Approximately 250 years ago (1762-2012) Abduhl Rahaman was part of a royal family in West Africa in what is now Guinea. He was the “second or third of 33 sons” of the Fula King of Futa Jallon, at the time a created self-serving Muslim influenced political state entwined in Christian European demands for Africans to be captured for enslavement trafficking across the Atlantic.
Caught up in a war of “I capture you today and you capture me tomorrow” to meet these demands, at age 26 he was captured and sold to “British slavers for two flasks of power, a few trade muskets, eight hands of tobacco and two bottles of rum.”
He survived the transatlantic “Middle Passage” to America, where he was ill-gotten/purchased and enslaved by Thomas Foster. The Prince married Isabella, a first generation American-born enslaved Christian woman.
Starting at 1 p.m., local volunteer role actors will bring alive for those attending this year’s program verified and historical factual narratives showing “black” sailors and nurses on the Union Naval ships.
For our sesquicentennial component of the American Civil War Commemoration, Natchezians David Dreyer, Royal Hill, Jamal McCullen, Darrel White and myself will be re-enactors wearing Union replica sailor uniforms will tell stories of Adams County runaway “slaves” who became Union Freedom Fighting Sailors in the Mississippi Valley in the summer of 1862.

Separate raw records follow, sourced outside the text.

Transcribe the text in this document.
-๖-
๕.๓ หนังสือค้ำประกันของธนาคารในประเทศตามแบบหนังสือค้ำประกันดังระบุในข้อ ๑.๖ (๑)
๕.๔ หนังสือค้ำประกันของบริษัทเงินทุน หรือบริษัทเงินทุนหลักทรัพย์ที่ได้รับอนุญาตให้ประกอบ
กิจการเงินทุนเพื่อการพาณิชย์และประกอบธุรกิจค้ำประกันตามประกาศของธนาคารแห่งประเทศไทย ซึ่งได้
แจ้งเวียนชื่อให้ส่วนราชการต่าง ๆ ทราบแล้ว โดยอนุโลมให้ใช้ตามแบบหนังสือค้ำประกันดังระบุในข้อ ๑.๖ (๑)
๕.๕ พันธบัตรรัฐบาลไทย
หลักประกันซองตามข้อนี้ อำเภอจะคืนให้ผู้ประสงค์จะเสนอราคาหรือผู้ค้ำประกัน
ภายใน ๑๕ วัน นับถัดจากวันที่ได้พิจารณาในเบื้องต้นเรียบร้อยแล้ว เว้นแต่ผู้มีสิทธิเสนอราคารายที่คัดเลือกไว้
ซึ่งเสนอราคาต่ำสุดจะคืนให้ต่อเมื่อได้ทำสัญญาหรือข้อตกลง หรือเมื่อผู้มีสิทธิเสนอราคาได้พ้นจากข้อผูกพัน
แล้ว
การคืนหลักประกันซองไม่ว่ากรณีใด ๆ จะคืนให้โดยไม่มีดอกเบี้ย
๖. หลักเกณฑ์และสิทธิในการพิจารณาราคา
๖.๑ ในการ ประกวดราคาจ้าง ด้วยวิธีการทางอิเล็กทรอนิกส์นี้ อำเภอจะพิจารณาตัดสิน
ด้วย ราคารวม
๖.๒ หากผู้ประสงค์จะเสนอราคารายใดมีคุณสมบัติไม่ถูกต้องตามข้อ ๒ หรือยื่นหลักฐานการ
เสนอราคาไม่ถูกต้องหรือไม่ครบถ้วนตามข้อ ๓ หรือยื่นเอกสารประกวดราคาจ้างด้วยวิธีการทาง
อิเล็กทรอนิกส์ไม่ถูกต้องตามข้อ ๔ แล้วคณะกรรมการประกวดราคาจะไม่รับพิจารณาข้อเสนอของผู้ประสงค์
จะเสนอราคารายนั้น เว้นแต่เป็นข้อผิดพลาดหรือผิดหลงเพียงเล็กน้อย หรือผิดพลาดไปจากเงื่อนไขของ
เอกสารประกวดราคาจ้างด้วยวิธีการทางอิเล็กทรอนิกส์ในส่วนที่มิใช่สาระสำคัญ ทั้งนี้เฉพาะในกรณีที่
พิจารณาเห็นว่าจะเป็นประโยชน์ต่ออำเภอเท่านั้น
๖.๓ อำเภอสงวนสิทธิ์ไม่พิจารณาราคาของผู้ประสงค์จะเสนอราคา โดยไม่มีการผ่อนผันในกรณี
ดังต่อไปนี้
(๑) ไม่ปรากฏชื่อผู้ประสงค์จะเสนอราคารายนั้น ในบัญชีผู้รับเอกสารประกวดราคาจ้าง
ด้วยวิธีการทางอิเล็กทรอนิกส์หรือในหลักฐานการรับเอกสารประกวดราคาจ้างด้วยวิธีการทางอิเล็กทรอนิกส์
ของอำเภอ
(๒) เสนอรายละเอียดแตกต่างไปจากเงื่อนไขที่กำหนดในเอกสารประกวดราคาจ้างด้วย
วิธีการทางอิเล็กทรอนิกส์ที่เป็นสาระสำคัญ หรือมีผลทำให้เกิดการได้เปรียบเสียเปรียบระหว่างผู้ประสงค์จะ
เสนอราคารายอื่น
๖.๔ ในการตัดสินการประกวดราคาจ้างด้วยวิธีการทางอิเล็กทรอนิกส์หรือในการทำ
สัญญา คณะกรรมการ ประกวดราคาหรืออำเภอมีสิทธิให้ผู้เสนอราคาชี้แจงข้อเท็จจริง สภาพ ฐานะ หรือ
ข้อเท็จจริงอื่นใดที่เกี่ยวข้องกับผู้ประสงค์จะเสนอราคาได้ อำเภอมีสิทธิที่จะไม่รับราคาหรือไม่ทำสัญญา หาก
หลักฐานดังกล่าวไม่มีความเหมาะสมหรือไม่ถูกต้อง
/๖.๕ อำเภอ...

Civil War era “black” women nurses were “forerunners of the United States Navy Nurse Corps.”
Natchezians David “Black Dot” Williams, Danielle Terrell, Jacqueline Marsaw, Crisceda Crawford, Juanita Searcy and Delores Bassett will be re-enactors telling stories of Mississippi Valley Union black women nurses.
The Black and Blue Civil War Living History Event will happen rain or shine and is sponsored by Friends of Forks of the Roads Society, Inc. and materially supported by Mississippi Department of Archives and History.
Admission is free!
Ser Seshsh Ab Heter-Clifford M. Boxley is the president of the Friends of the Forks of the Road.